Neural models of code have shown impressive performance for tasks such as predicting method names and identifying certain kinds of bugs. In this paper, we show that these models are vulnerable to adversarial examples, and introduce a novel approach for attacking trained models of code with adversarial examples. The main idea is to force a given trained model to make an incorrect prediction as specified by the adversary by introducing small perturbations that do not change the program’s semantics. To find such perturbations, we present a new technique for Discrete Adversarial Manipulation of Programs (DAMP).
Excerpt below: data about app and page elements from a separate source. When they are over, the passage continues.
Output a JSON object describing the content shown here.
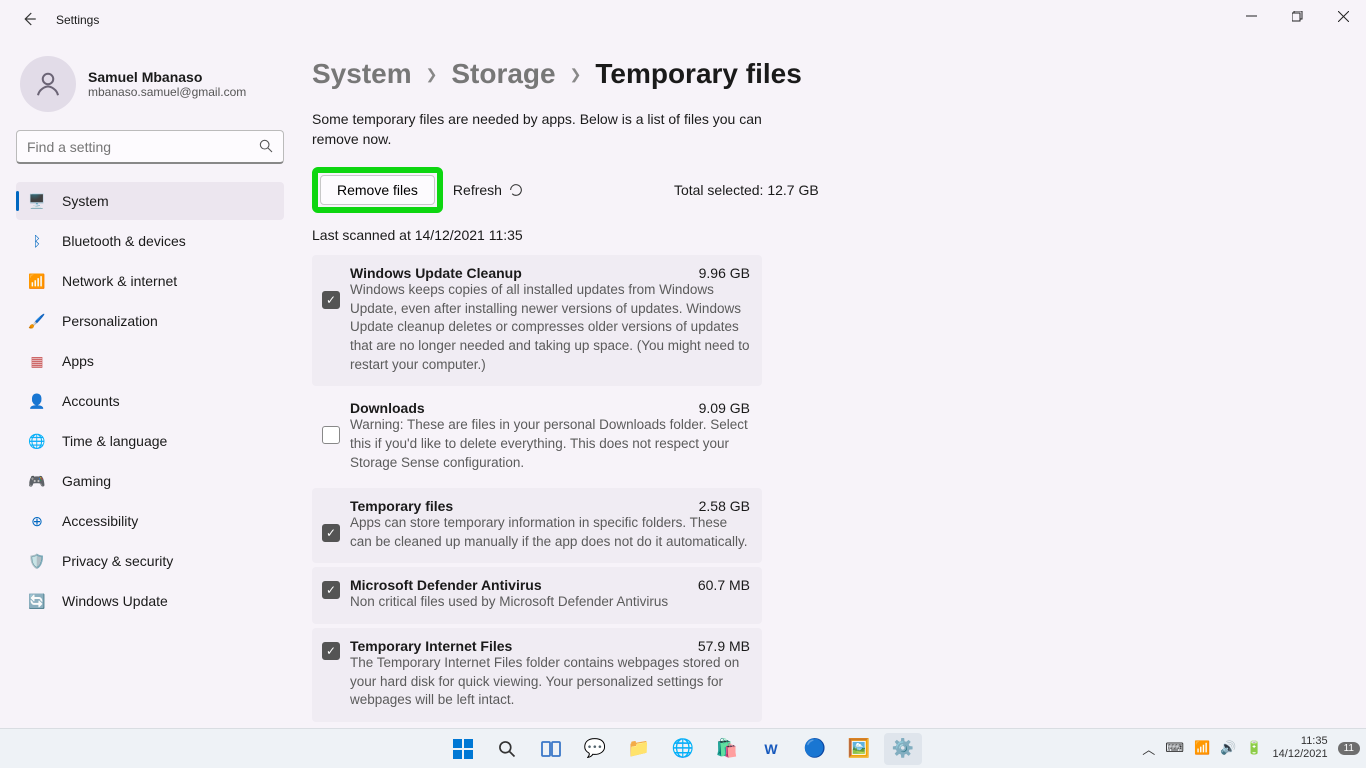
{
  "window": {
    "title": "Settings"
  },
  "profile": {
    "name": "Samuel Mbanaso",
    "email": "mbanaso.samuel@gmail.com"
  },
  "search": {
    "placeholder": "Find a setting"
  },
  "nav": [
    {
      "label": "System",
      "icon": "🖥️",
      "active": true
    },
    {
      "label": "Bluetooth & devices",
      "icon": "ᛒ",
      "color": "#0067c0"
    },
    {
      "label": "Network & internet",
      "icon": "📶",
      "color": "#0aa3dd"
    },
    {
      "label": "Personalization",
      "icon": "🖌️"
    },
    {
      "label": "Apps",
      "icon": "▦",
      "color": "#c75050"
    },
    {
      "label": "Accounts",
      "icon": "👤",
      "color": "#12a35f"
    },
    {
      "label": "Time & language",
      "icon": "🌐",
      "color": "#0aa3dd"
    },
    {
      "label": "Gaming",
      "icon": "🎮",
      "color": "#888"
    },
    {
      "label": "Accessibility",
      "icon": "⊕",
      "color": "#0067c0"
    },
    {
      "label": "Privacy & security",
      "icon": "🛡️",
      "color": "#888"
    },
    {
      "label": "Windows Update",
      "icon": "🔄",
      "color": "#0aa3dd"
    }
  ],
  "breadcrumb": {
    "l1": "System",
    "l2": "Storage",
    "l3": "Temporary files"
  },
  "page": {
    "description": "Some temporary files are needed by apps. Below is a list of files you can remove now.",
    "remove_label": "Remove files",
    "refresh_label": "Refresh",
    "total_label": "Total selected: 12.7 GB",
    "last_scanned": "Last scanned at 14/12/2021 11:35"
  },
  "items": [
    {
      "title": "Windows Update Cleanup",
      "size": "9.96 GB",
      "checked": true,
      "desc": "Windows keeps copies of all installed updates from Windows Update, even after installing newer versions of updates. Windows Update cleanup deletes or compresses older versions of updates that are no longer needed and taking up space. (You might need to restart your computer.)"
    },
    {
      "title": "Downloads",
      "size": "9.09 GB",
      "checked": false,
      "desc": "Warning: These are files in your personal Downloads folder. Select this if you'd like to delete everything. This does not respect your Storage Sense configuration."
    },
    {
      "title": "Temporary files",
      "size": "2.58 GB",
      "checked": true,
      "desc": "Apps can store temporary information in specific folders. These can be cleaned up manually if the app does not do it automatically."
    },
    {
      "title": "Microsoft Defender Antivirus",
      "size": "60.7 MB",
      "checked": true,
      "desc": "Non critical files used by Microsoft Defender Antivirus"
    },
    {
      "title": "Temporary Internet Files",
      "size": "57.9 MB",
      "checked": true,
      "desc": "The Temporary Internet Files folder contains webpages stored on your hard disk for quick viewing. Your personalized settings for webpages will be left intact."
    }
  ],
  "taskbar": {
    "time": "11:35",
    "date": "14/12/2021",
    "notifications": "11"
  }
}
DAMP works by deriving the desired prediction with respect to the model’s inputs while holding the model weights constant and following the gradients to slightly modify the code.
To defend a model against such attacks, we propose placing a defensive model (Anti-DAMP) in front of it. Anti-DAMP detects unlikely mutations and masks them before feeding the input to the downstream model.
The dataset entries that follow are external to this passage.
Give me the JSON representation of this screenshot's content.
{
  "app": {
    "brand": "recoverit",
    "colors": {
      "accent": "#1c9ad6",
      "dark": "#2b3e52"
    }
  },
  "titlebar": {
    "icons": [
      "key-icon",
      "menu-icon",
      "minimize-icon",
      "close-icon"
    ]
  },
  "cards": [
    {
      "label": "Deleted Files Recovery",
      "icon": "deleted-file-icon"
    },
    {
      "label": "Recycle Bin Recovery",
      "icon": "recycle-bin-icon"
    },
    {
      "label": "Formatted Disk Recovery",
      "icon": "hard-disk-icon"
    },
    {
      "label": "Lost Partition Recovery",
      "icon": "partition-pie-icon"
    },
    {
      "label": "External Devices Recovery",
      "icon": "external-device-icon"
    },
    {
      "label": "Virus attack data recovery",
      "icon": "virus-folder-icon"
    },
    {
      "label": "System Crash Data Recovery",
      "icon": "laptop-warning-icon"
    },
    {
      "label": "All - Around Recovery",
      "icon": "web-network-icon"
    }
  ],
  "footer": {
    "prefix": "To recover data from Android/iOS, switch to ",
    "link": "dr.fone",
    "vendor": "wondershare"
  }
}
We show that our DAMP attack is effective across three neural architectures: code2vec, GGNN, and GNN-FiLM, in both Java and C#. We show that DAMP has up to 89% success rate in changing a prediction to the adversary’s choice (“targeted attack”), and a success rate of up to 94% in changing a given prediction to any incorrect prediction (“non-targeted attack”). By using Anti-DAMP, the success rate of the attack drops drastically for both targeted and non-targeted attacks, with a minor penalty of 2% relative degradation in accuracy while not performing under attack.